Brett Rogers, the director of The Photographers’ Gallery, said Cao's work spoke of “the importance and fragility of human connection, the power of love and the ethics of technology.”
The Photographers’ Gallery exhibition features a selection of large-scale photographs alongside an installation of Nova. Cao will now receive a £30,000 prize towards the development of her practice.
Speaking to The Art Newspaper, Dannemann described Cao as an artist capable of “reshaping the way we tell stories through photographs.”
“She uses photography to ask us what it means to exist in the digital sphere,” Dannemann says. “She explores how we can continue to have real, human relationships whilst being online, and she looks at how we progressively identify primality as a digital entity.”
Dannemann also paid tribute to the three other shortlisted artists, Poulomi Basu, Alejandro Cartagena and Zineb Sedira, whom she called “fantastic image-makers—each of whom stretch the medium of photography in incredibly exciting ways. Their work, seen together, really addresses the issues of our time.”
Cao was born in 1978 in Guangzhou, China, and now lives in Beijing. She bases much of her work on the city’s Jiuxianqiao district where she lives and works. Via a mixture of film, photography, sculpture and digital media, she examines the social history and urban transformation of Jiuxianqiao as well as the enormous impact of digital technologies on modern Chinese life.
The Deutsche Börse prize will only burnish an enviable résumé for Cao in the West.
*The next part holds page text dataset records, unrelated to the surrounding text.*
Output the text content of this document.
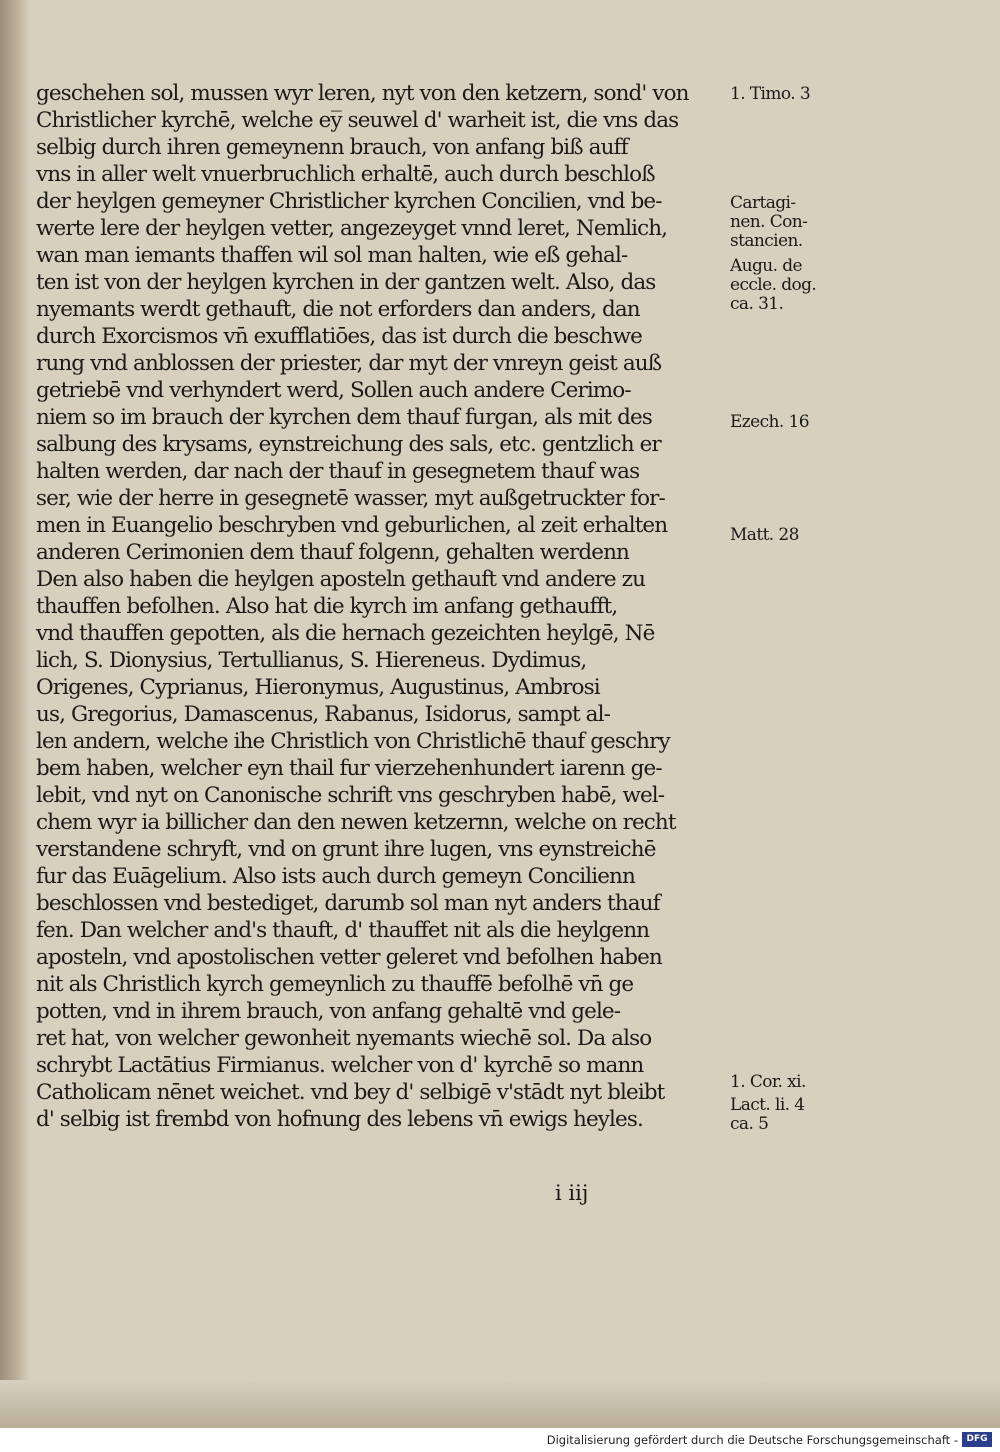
geschehen sol, mussen wyr leren, nyt von den ketzern, sond' von
Christlicher kyrchē, welche ey̅ seuwel d' warheit ist, die vns das
selbig durch ihren gemeynenn brauch, von anfang biß auff
vns in aller welt vnuerbruchlich erhaltē, auch durch beschloß
der heylgen gemeyner Christlicher kyrchen Concilien, vnd be-
werte lere der heylgen vetter, angezeyget vnnd leret, Nemlich,
wan man iemants thaffen wil sol man halten, wie eß gehal-
ten ist von der heylgen kyrchen in der gantzen welt. Also, das
nyemants werdt gethauft, die not erforders dan anders, dan
durch Exorcismos vn̄ exufflatiōes, das ist durch die beschwe
rung vnd anblossen der priester, dar myt der vnreyn geist auß
getriebē vnd verhyndert werd, Sollen auch andere Cerimo-
niem so im brauch der kyrchen dem thauf furgan, als mit des
salbung des krysams, eynstreichung des sals, etc. gentzlich er
halten werden, dar nach der thauf in gesegnetem thauf was
ser, wie der herre in gesegnetē wasser, myt außgetruckter for-
men in Euangelio beschryben vnd geburlichen, al zeit erhalten
anderen Cerimonien dem thauf folgenn, gehalten werdenn
Den also haben die heylgen aposteln gethauft vnd andere zu
thauffen befolhen. Also hat die kyrch im anfang gethaufft,
vnd thauffen gepotten, als die hernach gezeichten heylgē, Nē
lich, S. Dionysius, Tertullianus, S. Hiereneus. Dydimus,
Origenes, Cyprianus, Hieronymus, Augustinus, Ambrosi
us, Gregorius, Damascenus, Rabanus, Isidorus, sampt al-
len andern, welche ihe Christlich von Christlichē thauf geschry
bem haben, welcher eyn thail fur vierzehenhundert iarenn ge-
lebit, vnd nyt on Canonische schrift vns geschryben habē, wel-
chem wyr ia billicher dan den newen ketzernn, welche on recht
verstandene schryft, vnd on grunt ihre lugen, vns eynstreichē
fur das Euāgelium. Also ists auch durch gemeyn Concilienn
beschlossen vnd bestediget, darumb sol man nyt anders thauf
fen. Dan welcher and's thauft, d' thauffet nit als die heylgenn
aposteln, vnd apostolischen vetter geleret vnd befolhen haben
nit als Christlich kyrch gemeynlich zu thauffē befolhē vn̄ ge
potten, vnd in ihrem brauch, von anfang gehaltē vnd gele-
ret hat, von welcher gewonheit nyemants wiechē sol. Da also
schrybt Lactātius Firmianus. welcher von d' kyrchē so mann
Catholicam nēnet weichet. vnd bey d' selbigē v'stādt nyt bleibt
d' selbig ist frembd von hofnung des lebens vn̄ ewigs heyles.
1. Timo. 3
Cartagi-
nen. Con-
stancien.
Augu. de
eccle. dog.
ca. 31.
Ezech. 16
Matt. 28
1. Cor. xi.
Lact. li. 4
ca. 5
i iij
Digitalisierung gefördert durch die Deutsche Forschungsgemeinschaft - DFG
As well as the Serpentine exhibition, her work has been shown at New York’s MoMa and Solomon R. Guggenheim Museum as well as the Fondation Louis Vuitton, Palais de Tokyo, and Centre Pompidou in Paris. She also received the Chinese Contemporary Art Award Best Young Artist Award in 2006 and Best Artist Award in 2016.
Even so, Dannemann feels Cao is yet to be properly recognised in her native country.
“Although she’s a Chinese contemporary artist, she has gained more recognition abroad than in her home country, even though she’s addressing China in her work,” Dannemann says.
Dannemann does not believe that the subjects at play in her work could potentially upset the Chinese state. “She’s an extremely clever artist,” Dannemann says. “She’s able to get away with being critical of China through her ability to create very seductive images. She manages to tread the line, in my opinion, between being political but also ensuring her work is able to be shown in China, in part because what she creates is so beautiful. I think she’s managed to circumvent the censors in that way.”
The Deutsche Börse prize “recognises artists and projects deemed to have made the most significant contribution to photography over the previous 12 months”. The jury consisted of the artist Cristina de Middel, the curator Simon Njami, Moderna Museet curator Anna Tellgren, the director of the Deutsche Börse Photography Foundation Anne-Marie Beckmann and the director of The Photographers’ Gallery Brett Rogers as the non-voting chair.